Les migrants, légaux ou clandestins ont-ils les mêmes droits sociaux que les Français en vertu de la Constitution qui, dans son article premier, énonce que «l’égalité devant la loi de tous les citoyens sans distinction d’origine, de race ou de religion» ?
C’est l’une des questions que les neuf juges du Conseil constitutionnel français devront aborder ce jeudi 25 janvier, dans leur examen du projet de loi sur l’immigration adopté par l’Assemblée nationale et par le Sénat le 19 décembre 2023. Les magistrats chargés de veiller au respect de la loi fondamentale, nommés pour neuf ans, ont été saisis à la fois par des parlementaires et par le président de la République lui-même. Leur avis sera définitif. Il pourrait vider de sa substance ce texte législatif voté avec les voix de la droite et de l’extrême droite, qui durcit considérablement les conditions d’accueil des migrants sur le sol français.

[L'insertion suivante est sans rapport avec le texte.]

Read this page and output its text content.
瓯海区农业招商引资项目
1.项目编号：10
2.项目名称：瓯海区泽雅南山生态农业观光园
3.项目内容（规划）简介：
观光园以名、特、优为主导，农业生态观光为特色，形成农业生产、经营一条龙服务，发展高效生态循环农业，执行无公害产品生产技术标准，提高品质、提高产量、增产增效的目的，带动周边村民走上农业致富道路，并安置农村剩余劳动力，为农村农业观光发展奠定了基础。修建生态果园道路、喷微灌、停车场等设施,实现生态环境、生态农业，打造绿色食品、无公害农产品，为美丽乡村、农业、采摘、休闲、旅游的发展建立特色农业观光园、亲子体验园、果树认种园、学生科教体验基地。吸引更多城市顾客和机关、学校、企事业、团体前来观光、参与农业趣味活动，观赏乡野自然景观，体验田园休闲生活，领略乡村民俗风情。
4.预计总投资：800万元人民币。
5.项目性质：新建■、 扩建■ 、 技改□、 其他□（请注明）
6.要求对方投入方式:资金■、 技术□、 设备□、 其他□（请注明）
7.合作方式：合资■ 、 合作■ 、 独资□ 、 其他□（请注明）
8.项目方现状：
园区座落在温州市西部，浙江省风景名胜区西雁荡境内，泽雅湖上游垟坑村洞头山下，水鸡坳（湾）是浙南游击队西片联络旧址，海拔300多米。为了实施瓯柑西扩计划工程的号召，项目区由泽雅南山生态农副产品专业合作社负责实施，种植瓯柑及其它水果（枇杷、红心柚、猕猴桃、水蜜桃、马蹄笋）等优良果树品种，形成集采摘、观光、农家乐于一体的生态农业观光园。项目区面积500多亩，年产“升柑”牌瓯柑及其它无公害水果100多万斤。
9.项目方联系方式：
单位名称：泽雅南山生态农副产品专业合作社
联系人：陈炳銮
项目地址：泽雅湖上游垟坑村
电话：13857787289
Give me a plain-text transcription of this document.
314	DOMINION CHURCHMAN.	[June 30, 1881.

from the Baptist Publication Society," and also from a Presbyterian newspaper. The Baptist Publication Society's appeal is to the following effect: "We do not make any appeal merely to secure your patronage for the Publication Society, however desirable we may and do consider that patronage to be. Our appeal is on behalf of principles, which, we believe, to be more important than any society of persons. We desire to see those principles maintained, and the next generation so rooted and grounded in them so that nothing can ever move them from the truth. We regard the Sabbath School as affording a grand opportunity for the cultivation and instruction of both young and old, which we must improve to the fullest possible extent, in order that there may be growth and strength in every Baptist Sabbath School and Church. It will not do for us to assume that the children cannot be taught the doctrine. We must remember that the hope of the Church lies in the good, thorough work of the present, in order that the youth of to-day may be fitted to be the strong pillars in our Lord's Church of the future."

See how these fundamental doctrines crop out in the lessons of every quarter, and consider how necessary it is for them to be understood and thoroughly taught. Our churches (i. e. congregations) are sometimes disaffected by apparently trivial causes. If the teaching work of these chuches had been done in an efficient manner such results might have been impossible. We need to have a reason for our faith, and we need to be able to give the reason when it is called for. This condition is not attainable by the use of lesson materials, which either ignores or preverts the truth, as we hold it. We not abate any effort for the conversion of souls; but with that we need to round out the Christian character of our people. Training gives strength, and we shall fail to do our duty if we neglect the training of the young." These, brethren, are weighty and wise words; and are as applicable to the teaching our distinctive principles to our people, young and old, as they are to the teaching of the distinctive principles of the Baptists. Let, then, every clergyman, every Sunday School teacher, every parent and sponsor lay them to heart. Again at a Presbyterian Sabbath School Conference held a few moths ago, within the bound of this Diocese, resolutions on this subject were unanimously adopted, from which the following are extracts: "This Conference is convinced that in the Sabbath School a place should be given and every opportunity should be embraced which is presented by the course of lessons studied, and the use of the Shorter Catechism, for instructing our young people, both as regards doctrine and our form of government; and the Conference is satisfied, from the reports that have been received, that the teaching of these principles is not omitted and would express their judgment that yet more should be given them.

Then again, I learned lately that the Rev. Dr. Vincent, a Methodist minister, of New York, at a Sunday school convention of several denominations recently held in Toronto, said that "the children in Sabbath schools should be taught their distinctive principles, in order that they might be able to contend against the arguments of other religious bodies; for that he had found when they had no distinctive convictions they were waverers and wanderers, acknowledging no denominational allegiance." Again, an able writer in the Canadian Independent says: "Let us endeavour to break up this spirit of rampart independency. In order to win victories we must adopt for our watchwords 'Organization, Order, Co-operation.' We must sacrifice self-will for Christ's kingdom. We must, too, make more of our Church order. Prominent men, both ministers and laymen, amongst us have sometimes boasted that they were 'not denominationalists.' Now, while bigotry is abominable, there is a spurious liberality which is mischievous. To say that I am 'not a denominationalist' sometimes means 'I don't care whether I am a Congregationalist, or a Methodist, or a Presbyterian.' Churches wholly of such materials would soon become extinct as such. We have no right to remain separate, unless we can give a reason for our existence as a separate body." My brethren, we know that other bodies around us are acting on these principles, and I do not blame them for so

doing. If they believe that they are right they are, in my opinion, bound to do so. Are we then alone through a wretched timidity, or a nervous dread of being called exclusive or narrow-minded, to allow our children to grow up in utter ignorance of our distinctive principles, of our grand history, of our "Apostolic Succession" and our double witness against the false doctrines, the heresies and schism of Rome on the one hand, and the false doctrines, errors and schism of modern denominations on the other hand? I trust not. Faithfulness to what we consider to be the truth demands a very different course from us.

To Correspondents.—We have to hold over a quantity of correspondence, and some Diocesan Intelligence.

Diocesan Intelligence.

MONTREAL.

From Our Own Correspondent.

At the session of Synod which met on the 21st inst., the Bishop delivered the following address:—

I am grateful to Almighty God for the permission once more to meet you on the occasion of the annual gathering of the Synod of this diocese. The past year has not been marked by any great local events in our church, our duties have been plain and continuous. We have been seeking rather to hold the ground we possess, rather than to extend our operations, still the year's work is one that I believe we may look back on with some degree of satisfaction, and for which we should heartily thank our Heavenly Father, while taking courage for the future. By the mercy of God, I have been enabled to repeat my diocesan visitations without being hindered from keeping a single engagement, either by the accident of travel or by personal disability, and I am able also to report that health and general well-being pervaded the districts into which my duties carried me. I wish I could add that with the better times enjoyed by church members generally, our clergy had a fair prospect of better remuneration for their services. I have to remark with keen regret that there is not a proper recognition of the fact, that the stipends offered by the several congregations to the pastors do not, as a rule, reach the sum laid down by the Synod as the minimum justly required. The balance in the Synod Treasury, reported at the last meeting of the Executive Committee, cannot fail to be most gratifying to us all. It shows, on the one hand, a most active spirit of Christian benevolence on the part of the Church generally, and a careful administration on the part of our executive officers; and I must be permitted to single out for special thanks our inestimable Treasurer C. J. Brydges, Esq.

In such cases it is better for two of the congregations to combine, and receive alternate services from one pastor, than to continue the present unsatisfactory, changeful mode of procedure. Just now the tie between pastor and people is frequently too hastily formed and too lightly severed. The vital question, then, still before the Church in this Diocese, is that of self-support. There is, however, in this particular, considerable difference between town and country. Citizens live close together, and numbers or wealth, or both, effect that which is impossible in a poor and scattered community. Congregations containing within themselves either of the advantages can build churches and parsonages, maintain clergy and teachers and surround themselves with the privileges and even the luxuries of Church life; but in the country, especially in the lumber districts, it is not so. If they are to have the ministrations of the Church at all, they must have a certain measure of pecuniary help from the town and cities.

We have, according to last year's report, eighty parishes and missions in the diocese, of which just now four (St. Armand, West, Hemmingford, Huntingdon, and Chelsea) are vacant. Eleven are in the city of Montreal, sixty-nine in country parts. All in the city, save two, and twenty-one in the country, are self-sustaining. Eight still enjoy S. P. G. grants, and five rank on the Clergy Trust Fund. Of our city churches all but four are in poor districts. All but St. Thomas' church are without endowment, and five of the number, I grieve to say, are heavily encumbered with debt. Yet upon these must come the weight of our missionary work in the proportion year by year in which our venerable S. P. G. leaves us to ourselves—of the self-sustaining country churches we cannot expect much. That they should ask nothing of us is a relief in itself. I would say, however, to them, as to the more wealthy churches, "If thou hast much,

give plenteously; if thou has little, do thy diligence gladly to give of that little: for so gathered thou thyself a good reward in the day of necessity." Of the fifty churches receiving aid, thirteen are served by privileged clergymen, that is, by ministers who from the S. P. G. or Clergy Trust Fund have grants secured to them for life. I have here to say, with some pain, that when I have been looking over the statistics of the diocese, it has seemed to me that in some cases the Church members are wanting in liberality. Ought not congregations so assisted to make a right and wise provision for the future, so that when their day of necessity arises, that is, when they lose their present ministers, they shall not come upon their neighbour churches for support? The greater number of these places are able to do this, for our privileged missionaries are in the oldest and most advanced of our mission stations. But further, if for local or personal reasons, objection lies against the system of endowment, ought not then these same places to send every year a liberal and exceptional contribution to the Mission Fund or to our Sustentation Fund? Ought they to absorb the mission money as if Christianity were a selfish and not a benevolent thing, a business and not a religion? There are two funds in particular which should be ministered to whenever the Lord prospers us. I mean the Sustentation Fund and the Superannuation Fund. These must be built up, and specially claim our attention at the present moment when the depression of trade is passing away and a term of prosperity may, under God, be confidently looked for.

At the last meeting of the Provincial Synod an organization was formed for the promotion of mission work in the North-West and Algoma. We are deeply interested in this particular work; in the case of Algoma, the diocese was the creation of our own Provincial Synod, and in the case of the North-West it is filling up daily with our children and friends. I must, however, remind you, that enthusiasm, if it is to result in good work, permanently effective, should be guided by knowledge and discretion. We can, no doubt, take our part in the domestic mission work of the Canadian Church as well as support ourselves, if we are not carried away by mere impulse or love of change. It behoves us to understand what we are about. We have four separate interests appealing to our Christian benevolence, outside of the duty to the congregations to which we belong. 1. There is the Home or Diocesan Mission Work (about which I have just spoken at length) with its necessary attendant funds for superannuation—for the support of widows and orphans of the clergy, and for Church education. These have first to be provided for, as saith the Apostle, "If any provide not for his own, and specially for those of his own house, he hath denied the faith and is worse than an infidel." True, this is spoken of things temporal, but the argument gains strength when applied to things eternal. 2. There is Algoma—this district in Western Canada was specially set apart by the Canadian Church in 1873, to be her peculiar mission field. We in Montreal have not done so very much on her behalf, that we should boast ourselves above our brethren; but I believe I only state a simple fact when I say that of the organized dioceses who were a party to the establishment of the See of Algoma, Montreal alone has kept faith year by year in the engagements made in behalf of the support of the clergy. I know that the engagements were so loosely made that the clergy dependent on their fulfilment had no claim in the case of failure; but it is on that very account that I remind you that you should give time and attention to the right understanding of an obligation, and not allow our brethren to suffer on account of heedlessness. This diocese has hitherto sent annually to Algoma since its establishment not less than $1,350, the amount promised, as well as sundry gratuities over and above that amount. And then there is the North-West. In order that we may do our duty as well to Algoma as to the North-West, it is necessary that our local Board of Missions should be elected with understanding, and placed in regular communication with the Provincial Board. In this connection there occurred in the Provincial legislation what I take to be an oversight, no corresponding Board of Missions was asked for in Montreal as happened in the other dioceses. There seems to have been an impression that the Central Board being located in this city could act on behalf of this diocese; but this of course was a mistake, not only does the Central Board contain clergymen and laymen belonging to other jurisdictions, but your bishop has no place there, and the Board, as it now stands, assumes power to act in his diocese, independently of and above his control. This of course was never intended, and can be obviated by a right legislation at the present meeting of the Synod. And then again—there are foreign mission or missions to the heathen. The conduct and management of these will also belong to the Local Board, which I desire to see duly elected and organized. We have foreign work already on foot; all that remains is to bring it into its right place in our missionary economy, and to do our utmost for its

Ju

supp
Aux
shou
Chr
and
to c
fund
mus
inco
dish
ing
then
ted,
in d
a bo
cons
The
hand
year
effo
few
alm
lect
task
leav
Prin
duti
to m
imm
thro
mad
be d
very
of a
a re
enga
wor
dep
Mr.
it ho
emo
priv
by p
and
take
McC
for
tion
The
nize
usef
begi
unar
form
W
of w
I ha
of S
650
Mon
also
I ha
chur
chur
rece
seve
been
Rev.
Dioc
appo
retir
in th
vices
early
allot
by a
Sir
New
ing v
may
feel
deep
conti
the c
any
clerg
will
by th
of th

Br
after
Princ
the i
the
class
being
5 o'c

Que prévoit justement ce projet de loi, dont la teneur se rapproche des législations en vigueur dans plusieurs pays européens comme l’Allemagne, le Danemark ou la Suisse? Il énumère, entre autres, plusieurs allocations dont les modalités d’accès seront modifiées pour les étrangers en situation régulière qui ne viennent pas de l’Union européenne ou de pays avec lesquels la France a des accords bilatéraux, tels la Suisse: les prestations familiales (allocations familiales et allocation de rentrée scolaire); l’allocation personnalisée d’autonomie (APA, de 250 à 950 euros mensuels, selon le degré d’invalidité) pour les plus de 60 ans et les allocations personnalisées au logement (APL, environ 115 euros par mois).
Automaticité des aides
Jusqu’à maintenant, les étrangers en situation régulière sur le territoire français peuvent bénéficier de ces aides dès l’obtention de leur titre de séjour, comme les citoyens français. Les demandeurs d’asile, dont le dossier est en cours de traitement, bénéficient pour leur part d’une allocation spécifique d’environ 200 euros par mois pour un adulte. En sachant que tous les migrants, sous diverses formes, bénéficient d’un accès quasi-intégral aux services de soins publics via l’aide médicale d’État ou AME. La nouvelle loi change drastiquement cette automaticité, sans rétroactivité toutefois: l’accès aux prestations sociales ne sera en effet plus possible qu’après cinq ans ou deux ans et demi s’ils travaillent.
Convergence européenne
S’il n’est pas abrogé ou modifié par le Conseil constitutionnel, ce texte rapprocherait la France de l’Allemagne où, au-delà de l’aide d’urgence d’environ 180 euros par mois, les demandeurs d’asile doivent, depuis la réforme de novembre 2023, attendre 36 mois pour recevoir toute autre prestation complémentaire. Le Danemark, souvent cité en exemple par la droite et par le gouvernement, a instauré pour sa part un temps de résidence minimum de six ans pour pouvoir bénéficier de 100% du montant maximum des allocations familiales. L’Espagne ou la Suisse conditionnent une grande partie de l’accès aux aides sociales à l’exercice d’une pratique professionnelle sanctionnée par un contrat. La législation helvétique oblige en outre les personnes les personnes étrangères à souscrire une assurance maladie dans les 3 mois où ils arrivent sur le territoire afin de financer au préalable les aides dont ils pourraient bénéficier.
Principe d’égalité
Sur quelle base les juges constitutionnels pourraient-ils modifier le texte voté par le parlement? Outre le principe d’égalité et de fraternité qui figurent dans la loi fondamentale, la référence principale est une jurisprudence de 1993, selon laquelle «le législateur doit respecter les libertés et droits fondamentaux de valeur constitutionnelle reconnus à tous ceux qui résident sur le territoire de la République». Une étude publiée en avril 2021 par le Conseil constitutionnel, et disponible sur son site web, confirme que «si la situation d’égalité de droit ou de fait est établie et en l’absence d’intérêt général justifiant une distorsion de traitement, la loi doit s’appliquer dans les mêmes termes aux étrangers et aux nationaux».
Mais attention: l’examen approfondi de la jurisprudence constitutionnelle «précarise les droits de valeur constitutionnelle reconnus aux étrangers. Ces droits sont en effet balisés par les nécessités de l’ordre public». Une notion souvent invoquée pour justifier le durcissement des conditions d’asile et d’accès aux aides sociales dans un pays où Emmanuel Macron a lui-même pris la défense, lors de sa conférence de presse du 16 janvier, «de cette France de l’angle mort, cette France populaire, cette France des classes moyennes, qui dit quand vous proposez quelque chose ce n’est jamais pour moi».